The Islamic Development Bank (IDB) has approved three deals for Iranian importers worth US$110mn.

The news was broken by Iran’s deputy minister of economic affairs and finance, Behrouz Alishiri, who says that the Islamic Trade Finance Corporation (ITFC) as an affiliate of the IDB, has given the green light to the loans.

The corporates involved have not been made public; however, according to Alishiri the ITFC has approved a single US$50mn loan for an Iranian company to finance the importation of raw material.

Two more applications for loan facilities, again by Iranian companies, worth a total of US$60mn have also been approved by the ITFC, says Alishiri.

Iran is the IDB’s second largest shareholder.
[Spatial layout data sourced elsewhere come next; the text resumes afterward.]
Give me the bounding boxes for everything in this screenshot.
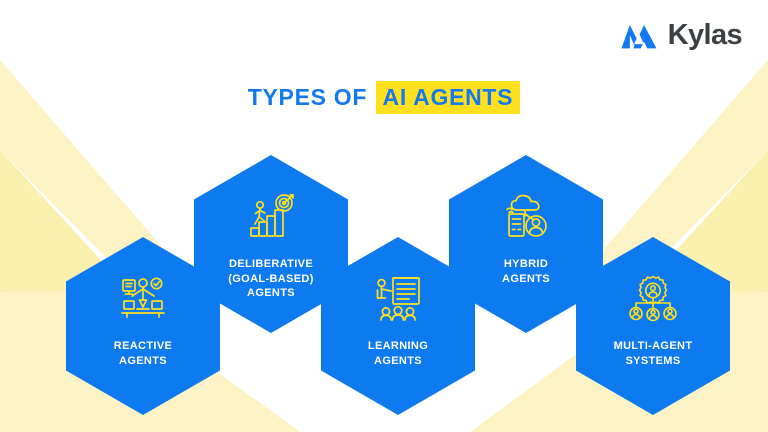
title-highlight: AI AGENTS <box>376 81 521 114</box>
infographic-canvas: Kylas TYPES OF AI AGENTS <box>0 0 768 432</box>
brand-logo[interactable]: Kylas <box>619 18 742 52</box>
presenter-whiteboard-students-icon <box>372 273 424 325</box>
hex-label-line: (GOAL-BASED) <box>206 272 336 287</box>
hex-label-line: HYBRID <box>461 257 591 272</box>
agent-at-desk-with-checkmark-icon <box>117 273 169 325</box>
hex-label-line: AGENTS <box>461 272 591 287</box>
hex-label-line: MULTI-AGENT <box>588 339 718 354</box>
hex-label-learning-agents: LEARNING AGENTS <box>333 339 463 368</box>
hex-label-line: AGENTS <box>78 354 208 369</box>
kylas-mountain-logo-icon <box>619 18 659 52</box>
gear-network-of-agents-icon <box>627 273 679 325</box>
hex-label-line: LEARNING <box>333 339 463 354</box>
title-lead: TYPES OF <box>248 84 367 110</box>
hex-label-line: REACTIVE <box>78 339 208 354</box>
hex-label-hybrid-agents: HYBRID AGENTS <box>461 257 591 286</box>
hex-label-deliberative-goal-based-agents: DELIBERATIVE (GOAL-BASED) AGENTS <box>206 257 336 301</box>
hex-label-line: DELIBERATIVE <box>206 257 336 272</box>
page-title: TYPES OF AI AGENTS <box>0 86 768 110</box>
cloud-server-user-icon <box>500 191 552 243</box>
hex-label-line: AGENTS <box>206 286 336 301</box>
hex-label-line: SYSTEMS <box>588 354 718 369</box>
hex-label-reactive-agents: REACTIVE AGENTS <box>78 339 208 368</box>
brand-name: Kylas <box>668 21 742 50</box>
person-climbing-bars-to-target-icon <box>245 191 297 243</box>
hex-label-line: AGENTS <box>333 354 463 369</box>
hex-label-multi-agent-systems: MULTI-AGENT SYSTEMS <box>588 339 718 368</box>
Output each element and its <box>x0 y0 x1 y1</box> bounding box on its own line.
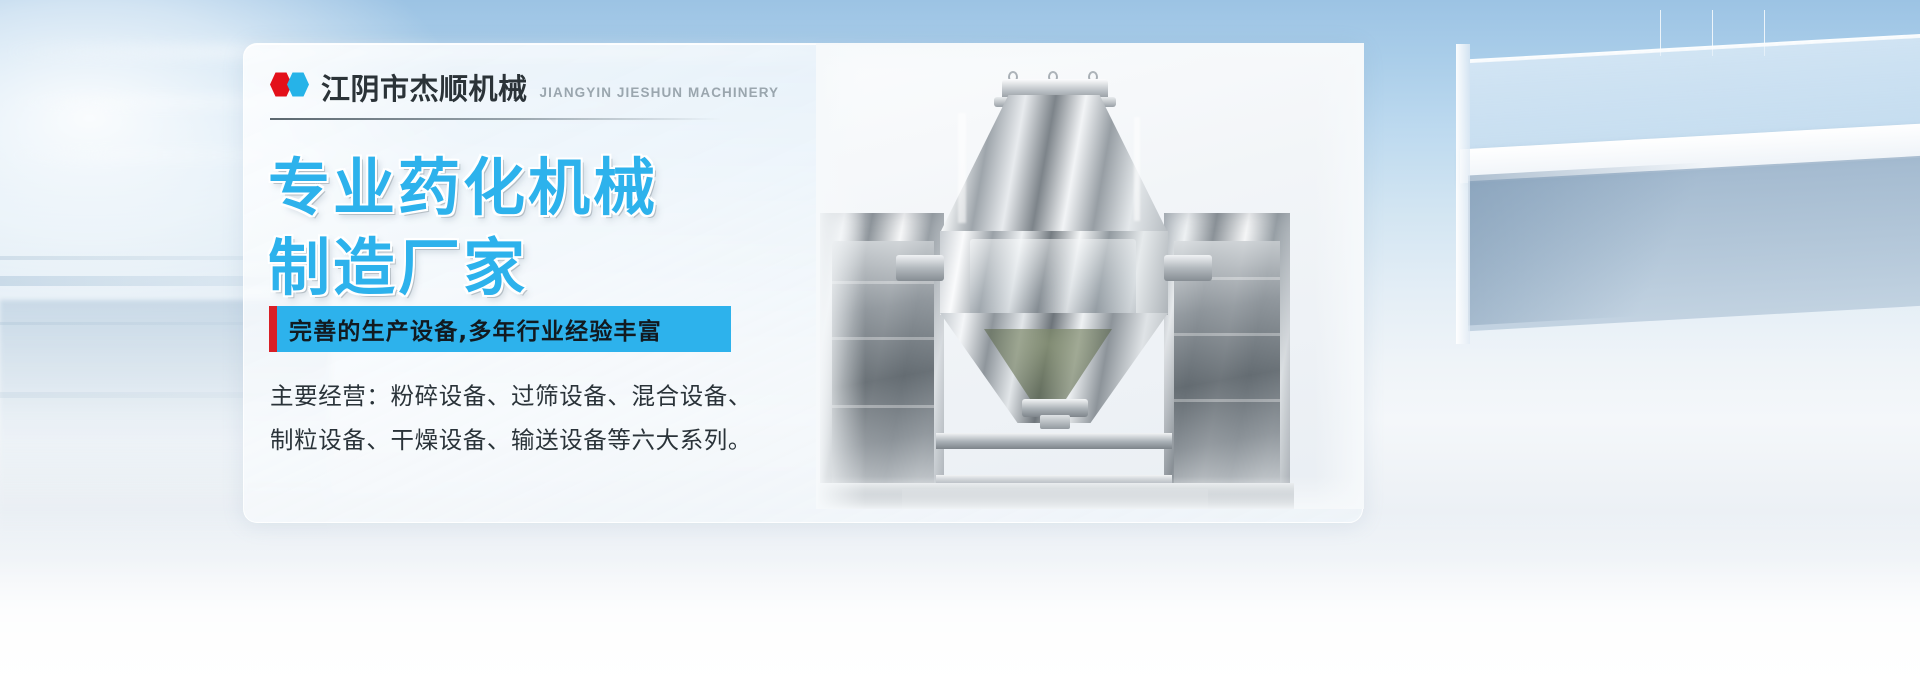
product-photo <box>816 43 1364 509</box>
company-name-en: JIANGYIN JIESHUN MACHINERY <box>540 85 780 100</box>
trunnion-shaft-right <box>1164 255 1212 281</box>
highlight-banner: 完善的生产设备,多年行业经验丰富 <box>269 306 731 352</box>
discharge-valve <box>1040 415 1070 429</box>
architecture-backdrop <box>1360 0 1920 420</box>
building-pillar <box>1456 44 1470 344</box>
hexagon-blue-icon <box>287 72 309 97</box>
logo-divider <box>270 118 722 120</box>
description-text: 主要经营：粉碎设备、过筛设备、混合设备、 制粒设备、干燥设备、输送设备等六大系列… <box>270 374 790 462</box>
bottom-mist <box>0 510 1920 700</box>
company-name-cn: 江阴市杰顺机械 <box>321 75 528 104</box>
logo-mark <box>270 72 309 97</box>
headline: 专业药化机械 制造厂家 <box>268 148 658 308</box>
double-cone-dryer-illustration <box>816 43 1364 509</box>
trunnion-shaft-left <box>896 255 944 281</box>
highlight-text: 完善的生产设备,多年行业经验丰富 <box>289 312 662 346</box>
logo-lockup[interactable]: 江阴市杰顺机械 JIANGYIN JIESHUN MACHINERY <box>270 72 779 104</box>
content-card: 江阴市杰顺机械 JIANGYIN JIESHUN MACHINERY 专业药化机… <box>243 43 1363 523</box>
hero-banner: 江阴市杰顺机械 JIANGYIN JIESHUN MACHINERY 专业药化机… <box>0 0 1920 700</box>
vessel-highlight <box>970 239 1136 325</box>
cross-brace <box>936 433 1172 449</box>
machine-base-inner <box>902 489 1208 509</box>
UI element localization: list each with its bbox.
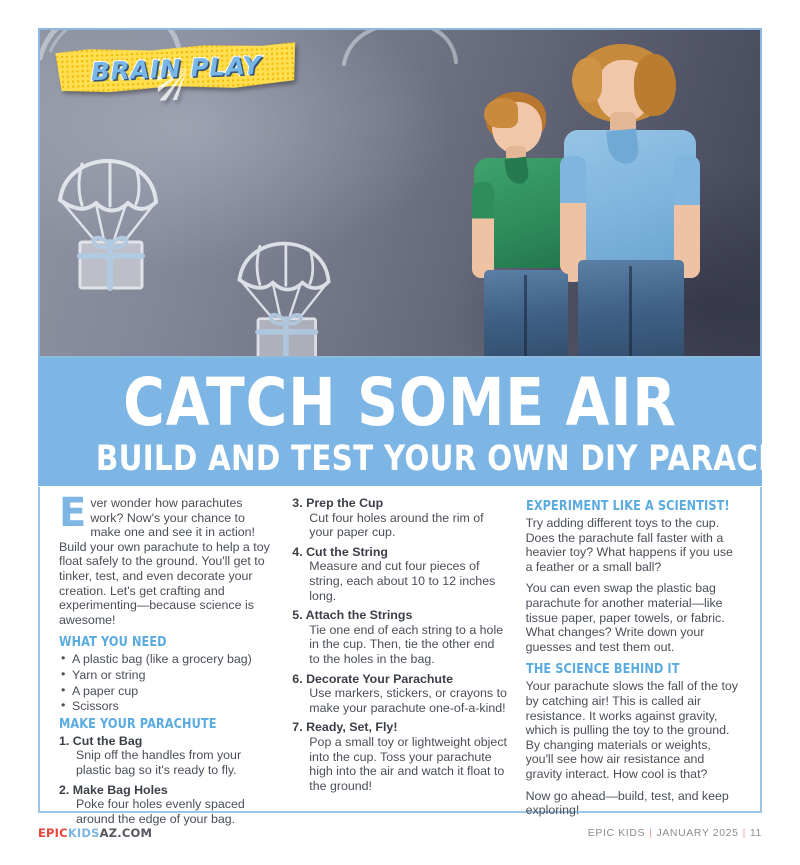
materials-list: A plastic bag (like a grocery bag) Yarn … [59, 652, 274, 713]
list-item: 4. Cut the String Measure and cut four p… [292, 545, 507, 603]
heading-science: THE SCIENCE BEHIND IT [526, 661, 707, 677]
list-item: 2. Make Bag Holes Poke four holes evenly… [59, 783, 274, 827]
logo-epic: EPIC [38, 826, 68, 840]
list-item: 7. Ready, Set, Fly! Pop a small toy or l… [292, 720, 507, 793]
page-subtitle: BUILD AND TEST YOUR OWN DIY PARACHUTE. [96, 439, 704, 479]
magazine-page: BRAIN PLAY CATCH SOME AIR BUILD AND TEST… [0, 0, 800, 865]
hero-photo: BRAIN PLAY [38, 28, 762, 358]
list-item: 6. Decorate Your Parachute Use markers, … [292, 672, 507, 716]
science-paragraph: Your parachute slows the fall of the toy… [526, 679, 741, 781]
list-item: A plastic bag (like a grocery bag) [59, 652, 274, 667]
left-arm [560, 156, 586, 274]
step-body: Use markers, stickers, or crayons to mak… [292, 686, 507, 715]
logo-domain: AZ.COM [100, 826, 152, 840]
experiment-paragraph: You can even swap the plastic bag parach… [526, 581, 741, 654]
intro-text: ver wonder how parachutes work? Now's yo… [59, 496, 270, 627]
column-one: Ever wonder how parachutes work? Now's y… [50, 496, 283, 805]
intro-paragraph: Ever wonder how parachutes work? Now's y… [59, 496, 274, 627]
separator: | [743, 827, 746, 839]
article-body: Ever wonder how parachutes work? Now's y… [38, 487, 762, 813]
step-title: 1. Cut the Bag [59, 734, 274, 749]
left-arm [472, 182, 494, 278]
steps-list-part-two: 3. Prep the Cup Cut four holes around th… [292, 496, 507, 793]
step-body: Cut four holes around the rim of your pa… [292, 511, 507, 540]
step-title: 7. Ready, Set, Fly! [292, 720, 507, 735]
column-three: EXPERIMENT LIKE A SCIENTIST! Try adding … [517, 496, 750, 805]
list-item: 3. Prep the Cup Cut four holes around th… [292, 496, 507, 540]
list-item: 1. Cut the Bag Snip off the handles from… [59, 734, 274, 778]
list-item: A paper cup [59, 684, 274, 699]
hair-fringe [484, 98, 518, 128]
issue-info: EPIC KIDS|JANUARY 2025|11 [588, 827, 762, 839]
boys-photo-subject [420, 30, 762, 356]
step-title: 6. Decorate Your Parachute [292, 672, 507, 687]
list-item: Scissors [59, 699, 274, 714]
step-body: Pop a small toy or lightweight object in… [292, 735, 507, 793]
hair-curls [634, 54, 676, 116]
page-title: CATCH SOME AIR [89, 358, 712, 439]
brain-play-banner: BRAIN PLAY [55, 41, 297, 94]
step-title: 4. Cut the String [292, 545, 507, 560]
website-logo[interactable]: EPICKIDSAZ.COM [38, 826, 152, 840]
step-body: Poke four holes evenly spaced around the… [59, 797, 274, 826]
heading-what-you-need: WHAT YOU NEED [59, 634, 240, 650]
heading-experiment: EXPERIMENT LIKE A SCIENTIST! [526, 498, 707, 514]
hair-left [572, 58, 602, 102]
jeans [484, 270, 568, 356]
column-two: 3. Prep the Cup Cut four holes around th… [283, 496, 516, 805]
step-title: 5. Attach the Strings [292, 608, 507, 623]
page-footer: EPICKIDSAZ.COM EPIC KIDS|JANUARY 2025|11 [38, 826, 762, 840]
step-body: Measure and cut four pieces of string, e… [292, 559, 507, 603]
experiment-paragraph: Try adding different toys to the cup. Do… [526, 516, 741, 574]
step-title: 2. Make Bag Holes [59, 783, 274, 798]
logo-kids: KIDS [68, 826, 100, 840]
chalk-parachute-gift-icon [52, 156, 164, 294]
page-number: 11 [750, 827, 762, 839]
heading-make-your-parachute: MAKE YOUR PARACHUTE [59, 716, 240, 732]
issue-brand: EPIC KIDS [588, 827, 645, 839]
boy-blue-shirt [560, 44, 700, 356]
step-title: 3. Prep the Cup [292, 496, 507, 511]
drop-cap: E [59, 497, 86, 530]
step-body: Snip off the handles from your plastic b… [59, 748, 274, 777]
brain-play-label: BRAIN PLAY [55, 41, 297, 94]
list-item: 5. Attach the Strings Tie one end of eac… [292, 608, 507, 666]
title-band: CATCH SOME AIR BUILD AND TEST YOUR OWN D… [38, 358, 762, 486]
separator: | [649, 827, 652, 839]
science-paragraph: Now go ahead—build, test, and keep explo… [526, 789, 741, 818]
chalk-parachute-gift-icon-2 [232, 236, 336, 358]
steps-list-part-one: 1. Cut the Bag Snip off the handles from… [59, 734, 274, 827]
list-item: Yarn or string [59, 668, 274, 683]
issue-date: JANUARY 2025 [656, 827, 738, 839]
step-body: Tie one end of each string to a hole in … [292, 623, 507, 667]
jeans [578, 260, 684, 356]
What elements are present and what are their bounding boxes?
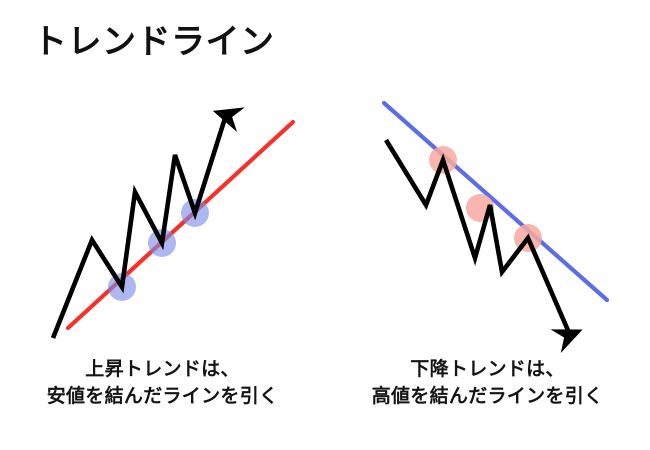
uptrend-caption-line-1: 上昇トレンドは、: [0, 356, 325, 383]
downtrend-caption-line-2: 高値を結んだラインを引く: [325, 383, 650, 410]
uptrend-caption: 上昇トレンドは、 安値を結んだラインを引く: [0, 356, 325, 410]
uptrend-line: [68, 122, 293, 328]
downtrend-caption: 下降トレンドは、 高値を結んだラインを引く: [325, 356, 650, 410]
uptrend-chart: [0, 85, 325, 360]
diagram-canvas: トレンドライン: [0, 0, 650, 450]
downtrend-price-line: [386, 140, 570, 335]
uptrend-price-line: [53, 115, 226, 338]
downtrend-chart: [325, 85, 650, 360]
uptrend-caption-line-2: 安値を結んだラインを引く: [0, 383, 325, 410]
page-title: トレンドライン: [33, 20, 275, 64]
downtrend-panel: [325, 85, 650, 360]
downtrend-line: [384, 103, 607, 300]
uptrend-panel: [0, 85, 325, 360]
downtrend-caption-line-1: 下降トレンドは、: [325, 356, 650, 383]
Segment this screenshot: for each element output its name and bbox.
The news of the funding will come as some relief to Iranian businesses, as trade sanctions continue to mount in the European Union and the US.

In July 2010, the EU followed the lead of the US and forbid involvement in Iran’s energy sector as well as severely restricting trade financing and banking relationships.

Energy firms Royal Dutch Shell, Statoil, Eni and Total all cut ties with Iran as part of the sanctions.

A December 2010 report written for the US congress and seen by GTR titled Iran Sanctions notes that “because so many major economic powers have imposed sanctions on Iran, the sanctions are, by all accounts, having a growing effect on Iran’s economy. The sanctions are reinforcing the effects of Iran’s economic bottlenecks.”